Page:Daumal - La Grande beuverie, 1939.djvu/156

La bibliothèque libre.
Le texte de cette page a été corrigé et est conforme au fac-similé.

8

Enfin ma maison s’était lentement soulevée de terre sur deux piliers articulés. Deux grands balanciers, attachés à l’étage intermédiaire, maintenaient l’équilibre. Au bout des balanciers, des pinces semblaient agencées pour des usages très variés.

Prudemment, j’essayai de mettre ma maison en marche. Puisque je ne pouvais en sortir, eh bien, je me déplacerais non seulement avec elle, comme l’escargot, mais grâce à elle, comme l’automobiliste.
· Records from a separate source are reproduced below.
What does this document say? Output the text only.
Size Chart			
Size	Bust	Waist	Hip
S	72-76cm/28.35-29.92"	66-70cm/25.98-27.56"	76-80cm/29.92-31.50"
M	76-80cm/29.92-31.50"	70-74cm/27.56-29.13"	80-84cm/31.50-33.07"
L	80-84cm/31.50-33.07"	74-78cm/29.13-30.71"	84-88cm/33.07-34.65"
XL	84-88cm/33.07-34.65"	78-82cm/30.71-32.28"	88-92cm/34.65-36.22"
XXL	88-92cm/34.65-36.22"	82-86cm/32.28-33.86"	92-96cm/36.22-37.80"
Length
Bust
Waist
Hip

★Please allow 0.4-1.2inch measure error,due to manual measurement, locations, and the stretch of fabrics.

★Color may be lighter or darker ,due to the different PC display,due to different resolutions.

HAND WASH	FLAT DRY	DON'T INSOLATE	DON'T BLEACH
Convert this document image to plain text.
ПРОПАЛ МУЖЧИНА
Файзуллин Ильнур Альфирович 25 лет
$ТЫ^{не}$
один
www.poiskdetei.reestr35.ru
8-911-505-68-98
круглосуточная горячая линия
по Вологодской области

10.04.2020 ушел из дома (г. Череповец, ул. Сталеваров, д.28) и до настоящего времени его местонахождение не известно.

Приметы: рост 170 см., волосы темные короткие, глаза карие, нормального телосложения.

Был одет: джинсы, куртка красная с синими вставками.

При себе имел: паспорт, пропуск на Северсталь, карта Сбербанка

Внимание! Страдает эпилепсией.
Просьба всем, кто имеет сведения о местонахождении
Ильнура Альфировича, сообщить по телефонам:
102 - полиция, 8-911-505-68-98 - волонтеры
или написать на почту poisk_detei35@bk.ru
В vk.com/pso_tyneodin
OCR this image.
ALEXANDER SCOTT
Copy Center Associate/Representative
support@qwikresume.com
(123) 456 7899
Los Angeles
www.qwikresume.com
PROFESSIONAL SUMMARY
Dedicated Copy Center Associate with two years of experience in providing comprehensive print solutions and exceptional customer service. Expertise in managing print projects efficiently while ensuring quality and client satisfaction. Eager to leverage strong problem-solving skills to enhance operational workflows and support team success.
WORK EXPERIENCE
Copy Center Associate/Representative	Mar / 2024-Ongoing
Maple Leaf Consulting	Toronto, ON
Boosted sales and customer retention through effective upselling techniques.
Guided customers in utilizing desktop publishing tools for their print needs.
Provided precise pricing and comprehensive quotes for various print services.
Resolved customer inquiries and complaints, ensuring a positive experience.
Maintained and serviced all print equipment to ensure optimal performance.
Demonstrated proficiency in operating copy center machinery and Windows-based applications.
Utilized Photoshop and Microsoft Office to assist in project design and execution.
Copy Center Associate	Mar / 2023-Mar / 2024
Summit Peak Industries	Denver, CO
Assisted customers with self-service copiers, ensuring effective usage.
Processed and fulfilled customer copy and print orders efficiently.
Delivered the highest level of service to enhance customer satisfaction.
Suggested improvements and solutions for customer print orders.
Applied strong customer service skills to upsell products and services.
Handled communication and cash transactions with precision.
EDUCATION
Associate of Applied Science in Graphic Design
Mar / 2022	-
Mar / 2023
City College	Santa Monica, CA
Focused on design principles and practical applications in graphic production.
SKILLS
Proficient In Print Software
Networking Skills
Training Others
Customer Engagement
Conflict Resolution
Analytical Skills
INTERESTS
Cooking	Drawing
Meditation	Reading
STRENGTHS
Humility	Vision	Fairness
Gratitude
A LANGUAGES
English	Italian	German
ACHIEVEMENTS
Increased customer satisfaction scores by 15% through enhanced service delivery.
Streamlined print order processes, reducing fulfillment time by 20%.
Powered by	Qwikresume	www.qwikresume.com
Un automobiliste, justement, me disait qu’à force de conduire il finissait par sentir sa voiture comme si elle avait été son propre corps ; il se sentait alourdi par un passager supplémentaire et il percevait la dureté des graviers que les pneus chassaient sous eux. La même chose m’arriva bientôt avec ma demeure ambulante. Maintenant, quand je dis « je », c’est souvent de la maison qu’il s’agit et non de moi. Peut-être même qu’en ce moment je ne dis rien et que c’est ma maison qui parle à vos maisons ; en ce cas, plaçons ici, encore une fois, le procédé littéraire du réveil et reprenons le langage illusoire qui nous est si commode.

J’achevai donc de me lever sur mes jambes, je m’étirai, dirigeai mes pas hésitants vers une armoire à glace et, par les trous de mes yeux, je regardai le reflet de mon véhicule. Toutes proportions gardées, c’était une assez bonne image de moi-même.